L'islamologue François Burgat a été condamné en appel pour « apologie du terrorisme », selon Le Monde. Cette décision intervient après un premier jugement rendu en première instance, confirmant ainsi la position des juridictions françaises sur la question de la diffusion de contenus liés à des organisations terroristes.
Ce qu'il faut retenir
- En 2024, François Burgat a relayé sur X (ex-Twitter) un communiqué du Hamas en réponse à un article du New York Times.
- Le communiqué du Hamas faisait référence à des accusations de viols et violences sexuelles lors des attaques du 7 octobre 2023 en Israël.
- François Burgat a été condamné pour « apologie du terrorisme » en première instance, puis la condamnation a été confirmée en appel.
- Cette affaire soulève des questions sur la frontière entre liberté d'expression et diffusion de propagande terroriste.
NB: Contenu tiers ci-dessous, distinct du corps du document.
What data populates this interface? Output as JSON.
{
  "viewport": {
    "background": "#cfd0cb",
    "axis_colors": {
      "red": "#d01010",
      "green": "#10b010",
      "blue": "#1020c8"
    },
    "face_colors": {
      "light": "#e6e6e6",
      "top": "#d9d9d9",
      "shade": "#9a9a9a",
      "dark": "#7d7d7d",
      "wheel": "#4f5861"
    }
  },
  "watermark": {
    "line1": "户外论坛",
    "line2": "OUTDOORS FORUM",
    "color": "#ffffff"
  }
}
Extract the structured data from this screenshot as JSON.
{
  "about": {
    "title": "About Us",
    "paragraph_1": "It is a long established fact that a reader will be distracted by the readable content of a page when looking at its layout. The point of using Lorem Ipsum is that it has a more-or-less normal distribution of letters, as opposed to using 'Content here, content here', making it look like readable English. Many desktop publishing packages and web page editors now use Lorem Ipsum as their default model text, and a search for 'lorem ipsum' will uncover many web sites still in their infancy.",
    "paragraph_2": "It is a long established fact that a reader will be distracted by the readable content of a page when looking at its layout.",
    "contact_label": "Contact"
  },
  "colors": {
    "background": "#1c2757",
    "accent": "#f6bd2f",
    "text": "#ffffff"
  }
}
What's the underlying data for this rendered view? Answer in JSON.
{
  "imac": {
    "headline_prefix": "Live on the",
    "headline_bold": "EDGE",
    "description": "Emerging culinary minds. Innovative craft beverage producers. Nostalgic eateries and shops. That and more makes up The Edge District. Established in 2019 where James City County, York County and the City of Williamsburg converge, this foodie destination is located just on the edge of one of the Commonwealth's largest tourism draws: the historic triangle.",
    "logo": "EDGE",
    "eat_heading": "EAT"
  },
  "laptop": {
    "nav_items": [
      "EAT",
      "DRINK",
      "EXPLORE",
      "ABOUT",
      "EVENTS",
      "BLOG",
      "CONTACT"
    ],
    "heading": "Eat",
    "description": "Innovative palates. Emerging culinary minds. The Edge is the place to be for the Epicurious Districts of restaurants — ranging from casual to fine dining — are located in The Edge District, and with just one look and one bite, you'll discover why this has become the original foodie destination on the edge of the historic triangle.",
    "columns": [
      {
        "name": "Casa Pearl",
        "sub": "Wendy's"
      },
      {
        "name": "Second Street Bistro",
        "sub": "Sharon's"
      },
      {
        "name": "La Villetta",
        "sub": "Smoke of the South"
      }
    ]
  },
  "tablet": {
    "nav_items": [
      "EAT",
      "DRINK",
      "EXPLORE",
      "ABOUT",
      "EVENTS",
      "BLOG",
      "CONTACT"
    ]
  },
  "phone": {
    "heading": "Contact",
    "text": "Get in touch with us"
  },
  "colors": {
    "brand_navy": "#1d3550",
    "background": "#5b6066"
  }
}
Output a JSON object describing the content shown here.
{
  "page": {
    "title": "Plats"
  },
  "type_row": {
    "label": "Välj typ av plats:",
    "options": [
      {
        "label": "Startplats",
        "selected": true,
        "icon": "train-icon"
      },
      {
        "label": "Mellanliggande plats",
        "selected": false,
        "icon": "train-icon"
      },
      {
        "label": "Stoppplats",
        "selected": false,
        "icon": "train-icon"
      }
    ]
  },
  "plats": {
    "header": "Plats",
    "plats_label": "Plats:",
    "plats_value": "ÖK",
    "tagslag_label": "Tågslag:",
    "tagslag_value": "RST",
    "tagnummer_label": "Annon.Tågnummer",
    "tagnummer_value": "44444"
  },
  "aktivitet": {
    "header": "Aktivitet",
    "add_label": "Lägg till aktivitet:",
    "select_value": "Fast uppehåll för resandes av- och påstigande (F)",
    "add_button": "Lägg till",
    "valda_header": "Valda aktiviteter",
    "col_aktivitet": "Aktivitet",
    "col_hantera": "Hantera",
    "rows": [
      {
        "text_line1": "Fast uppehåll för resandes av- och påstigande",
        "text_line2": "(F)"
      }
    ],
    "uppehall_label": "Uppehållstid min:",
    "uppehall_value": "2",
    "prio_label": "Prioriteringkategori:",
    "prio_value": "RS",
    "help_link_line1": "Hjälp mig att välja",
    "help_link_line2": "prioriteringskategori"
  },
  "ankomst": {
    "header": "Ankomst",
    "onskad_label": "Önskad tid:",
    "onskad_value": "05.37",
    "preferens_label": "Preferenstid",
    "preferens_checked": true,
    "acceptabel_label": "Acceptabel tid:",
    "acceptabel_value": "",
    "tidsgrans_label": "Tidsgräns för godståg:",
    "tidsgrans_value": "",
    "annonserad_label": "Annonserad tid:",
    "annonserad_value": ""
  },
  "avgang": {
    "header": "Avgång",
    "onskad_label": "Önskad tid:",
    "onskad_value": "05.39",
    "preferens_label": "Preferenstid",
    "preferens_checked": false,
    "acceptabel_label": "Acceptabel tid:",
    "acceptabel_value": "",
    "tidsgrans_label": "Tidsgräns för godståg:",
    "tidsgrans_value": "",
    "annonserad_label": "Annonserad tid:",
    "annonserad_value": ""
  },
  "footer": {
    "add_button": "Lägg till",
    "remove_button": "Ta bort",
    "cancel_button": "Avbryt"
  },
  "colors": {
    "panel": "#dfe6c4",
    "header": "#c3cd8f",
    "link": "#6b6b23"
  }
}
- Le Hamas est classé comme organisation terroriste par plusieurs pays, dont les États-Unis et l'Union européenne.
Un retweet au cœur de l’affaire
François Burgat, chercheur spécialisé dans l’étude de l’islam politique et des mouvements islamistes, a été au centre d’une polémique judiciaire après avoir partagé, en 2024, un communiqué du Hamas sur la plateforme X (ex-Twitter). Ce message répondait à un article publié par le New York Times, qui évoquait des allégations de violences sexuelles commises lors des attaques du 7 octobre 2023 en Israël. Ces attaques, perpétrées par le Hamas, avaient causé la mort de plus de 1 200 personnes, selon les autorités israéliennes, et entraîné la prise en otage de plus de 240 individus.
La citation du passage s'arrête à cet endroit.